Dark matter can be detected in one of two ways: directly or indirectly. Each detection method involves detecting particles in the laboratory the old-fashioned way (through scattering and collisions). What we mean by the distinction is the following: In direct detection, a neutralino is actually observed in the laboratory (usually through an inelastic collision with a nucleus in which a small amount of energy is deposited, typically a few keV) while in indirect detection, the neutralino is never seen directly; rather, the decay products of the neutralino are detected and the presence of a neutralino is inferred.
Some prominent Direct Detection Experiments:
EDELWEISS (Experience pour DEtector Les WIMPS en Site Souterrain)
CDMS (Cryogenic Dark Matter Search)
ZEPLIN (originally ZonEd Proportional scintillation in LIquid Noble gases) at UCLA
CRESST II (Cryogenic Rare Event Search using Superconducting Thermometers)
Each direct detection experiment uses slightly different means and detection mediums -- browse through their websites to get a feel for how interesting, massive, and tremendously difficult these experiments are to perform.
Some prominent Indirect Detection Experiments:
ICECUBE (at the South Pole - literally a detector of size 1 km cubed)

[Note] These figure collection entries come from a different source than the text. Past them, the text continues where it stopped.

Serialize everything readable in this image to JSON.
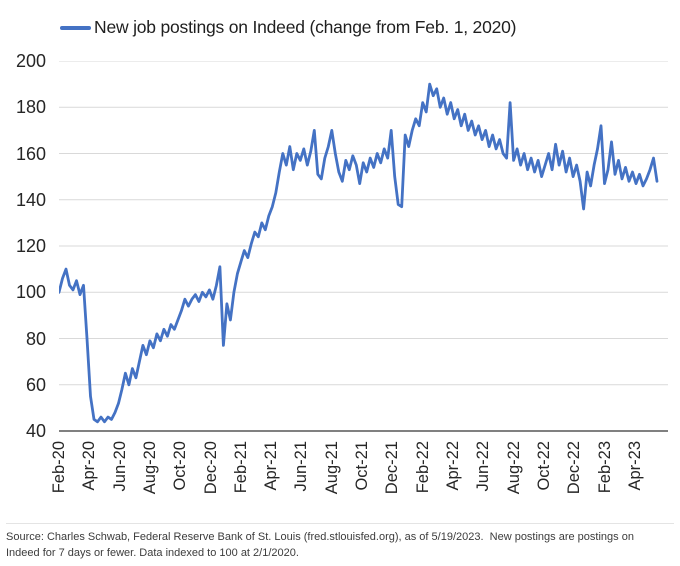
{
  "colors": {
    "line": "#4472C4",
    "grid": "#D9D9D9",
    "axis": "#6E6E6E",
    "background": "#FFFFFF"
  },
  "source_note": {
    "lines": [
      "Source: Charles Schwab, Federal Reserve Bank of St. Louis (fred.stlouisfed.org), as of 5/19/2023.  New postings are postings on",
      "Indeed for 7 days or fewer. Data indexed to 100 at 2/1/2020."
    ]
  },
  "chart_data": {
    "type": "line",
    "title": "New job postings on Indeed (change from Feb. 1, 2020)",
    "frequency": "weekly",
    "x_start": "2020-02-01",
    "x_end": "2023-05-19",
    "index_note": "Data indexed to 100 at 2/1/2020",
    "ylim": [
      40,
      200
    ],
    "y_step": 20,
    "y_tick_labels": [
      200,
      180,
      160,
      140,
      120,
      100,
      80,
      60,
      40
    ],
    "x_tick_labels": [
      "Feb-20",
      "Apr-20",
      "Jun-20",
      "Aug-20",
      "Oct-20",
      "Dec-20",
      "Feb-21",
      "Apr-21",
      "Jun-21",
      "Aug-21",
      "Oct-21",
      "Dec-21",
      "Feb-22",
      "Apr-22",
      "Jun-22",
      "Aug-22",
      "Oct-22",
      "Dec-22",
      "Feb-23",
      "Apr-23"
    ],
    "grid": "horizontal",
    "legend_position": "top-left",
    "series": [
      {
        "name": "New job postings on Indeed (change from Feb. 1, 2020)",
        "color": "#4472C4",
        "values": [
          100,
          106,
          110,
          103,
          101,
          105,
          99,
          103,
          80,
          55,
          45,
          44,
          46,
          44,
          46,
          45,
          48,
          52,
          58,
          65,
          60,
          67,
          63,
          70,
          77,
          73,
          79,
          76,
          82,
          79,
          84,
          81,
          86,
          84,
          88,
          92,
          97,
          94,
          97,
          99,
          96,
          100,
          98,
          101,
          97,
          103,
          111,
          77,
          95,
          88,
          100,
          108,
          113,
          118,
          115,
          121,
          126,
          124,
          130,
          127,
          133,
          137,
          143,
          152,
          160,
          155,
          163,
          153,
          160,
          157,
          162,
          155,
          161,
          170,
          151,
          149,
          158,
          163,
          170,
          160,
          152,
          148,
          157,
          153,
          159,
          155,
          147,
          156,
          152,
          158,
          154,
          160,
          156,
          162,
          158,
          170,
          150,
          138,
          137,
          168,
          163,
          170,
          175,
          172,
          182,
          178,
          190,
          185,
          188,
          180,
          184,
          177,
          182,
          175,
          179,
          172,
          177,
          170,
          174,
          168,
          172,
          166,
          170,
          163,
          168,
          162,
          166,
          160,
          158,
          182,
          157,
          162,
          155,
          160,
          153,
          158,
          152,
          157,
          150,
          155,
          160,
          153,
          164,
          155,
          161,
          152,
          158,
          150,
          155,
          148,
          136,
          152,
          146,
          155,
          162,
          172,
          147,
          153,
          165,
          151,
          157,
          149,
          154,
          148,
          152,
          147,
          151,
          146,
          149,
          153,
          158,
          148
        ]
      }
    ]
  }
}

NESTOR (Neutrino Extended Submaire Telescope with Oceanographic Research)
ANTARES (Astronomy with a Neutrino Telescope and Abyss environmental RESearch)

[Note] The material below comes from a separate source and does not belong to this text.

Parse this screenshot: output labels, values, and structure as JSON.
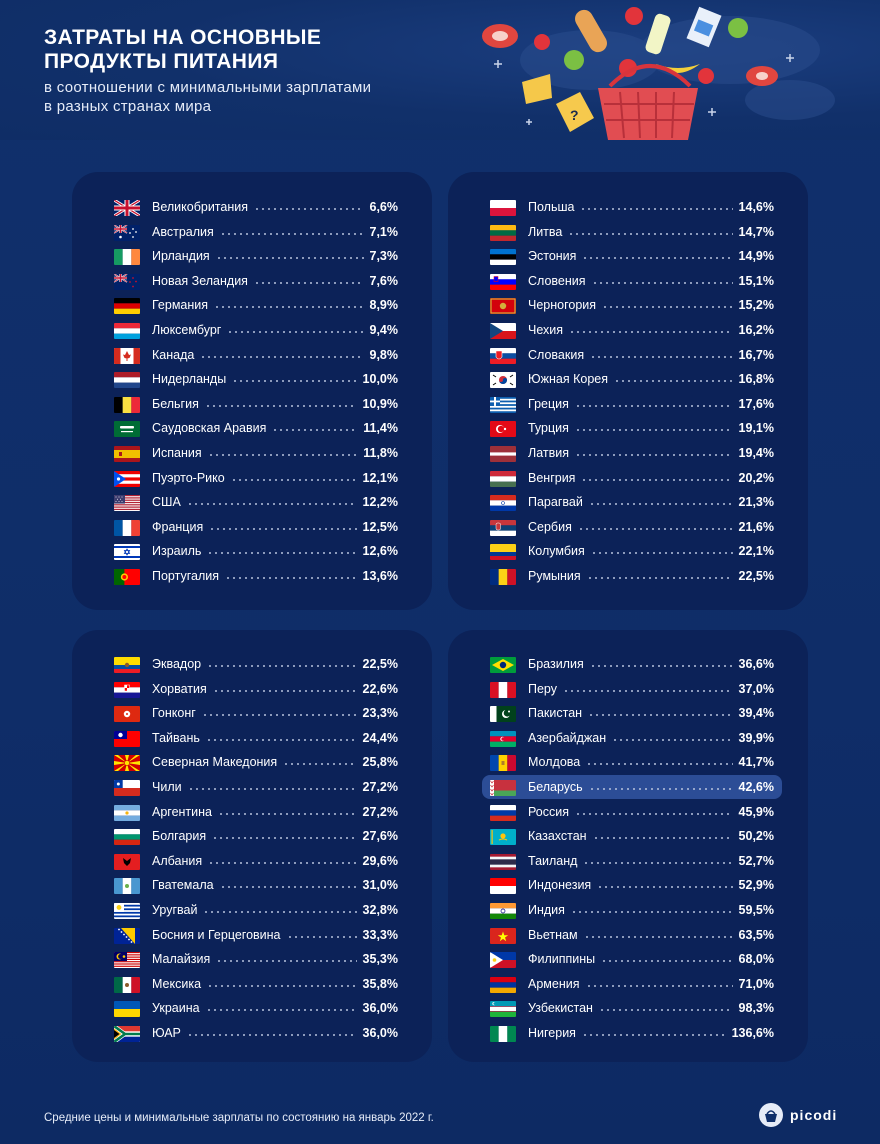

NEMO (NEutrino Mediterranean Observatory)
RICE (Radio Ice Cherenkov Experiment)
In general, indirect detection schemes use a large volume of ice of water to act as the detection medium. Neutrions from neutralino annihilations produce muons somewhere near the detector, which are then subsequently detected by the cherenkov light they emitt as they travel faster than the speed of light in water or air.
The astro-particle physics research group is currently involved in several projects:
- Dark Matter in Non-Standard Cosmologies: Standard Big Bang Cosmology provides a concrete method for theoretically determining the abundance of neutralinos (dark matter) at the present epoch. It is critical for the relic abundance of neutralinos to match the experimental observations of the dark abundance in our galaxy and universe overall. However, most dark matter models generically predict too little or too much dark matter and most of the theoretical parameter space has been ruled out by dark matter searches. A successful extension to the standard model should predict the dark matter density without too much fine-tuning. One way of evading this problem is to deal with non-standard cosmological models. For example, if the early Universe were dominated by the energy density of scalar field (which then decays leading to the era of radiation dominance), the standard production scenario of neutralinos can be altered in important ways. The purpose of this project (which builds off work of Gelmini and Gondolo) is to determine if neutralinos, produced through non-standard cosmology scenarios such late-decay of scalar particles, can act as the majority or even a sub-dominant component of the dark matter in our galaxy and universe and 2) to determine if dark matter indirect detection experiments can put limits on the scalar field properties or rule out late-decaying scalar fields entirely. This project will analyze various theoretical scenarios in which dark matter using computer simulations and analytic calculations to determine if dark matter in this form is detectable by current and future experiments.
- Kaluza-Klein Dark Matter: Theories of extra dimensions can offer a stable dark matter candidate completely independent of SUSY. In theories with extra dimensions, excited states of particles (called pyrgons or ladder states) can act as dark matter. We are currently working to incorporate Kaluza-Klein dark matter into DarkSUSY, a software package which simulates and predicts dark matter interactions and properties.
- Direct and Indirect Limits on Dark Matter in DarkSUSY: Direct detection experiments such as CDMS and ZEPLIN (and others) as well as satellites wuch as PAMELA and GLAST are placing new limits on dark matter properties. This project involves modifying DarkSUSY to use the latest detection limits to either validate or invalidate theoretical models.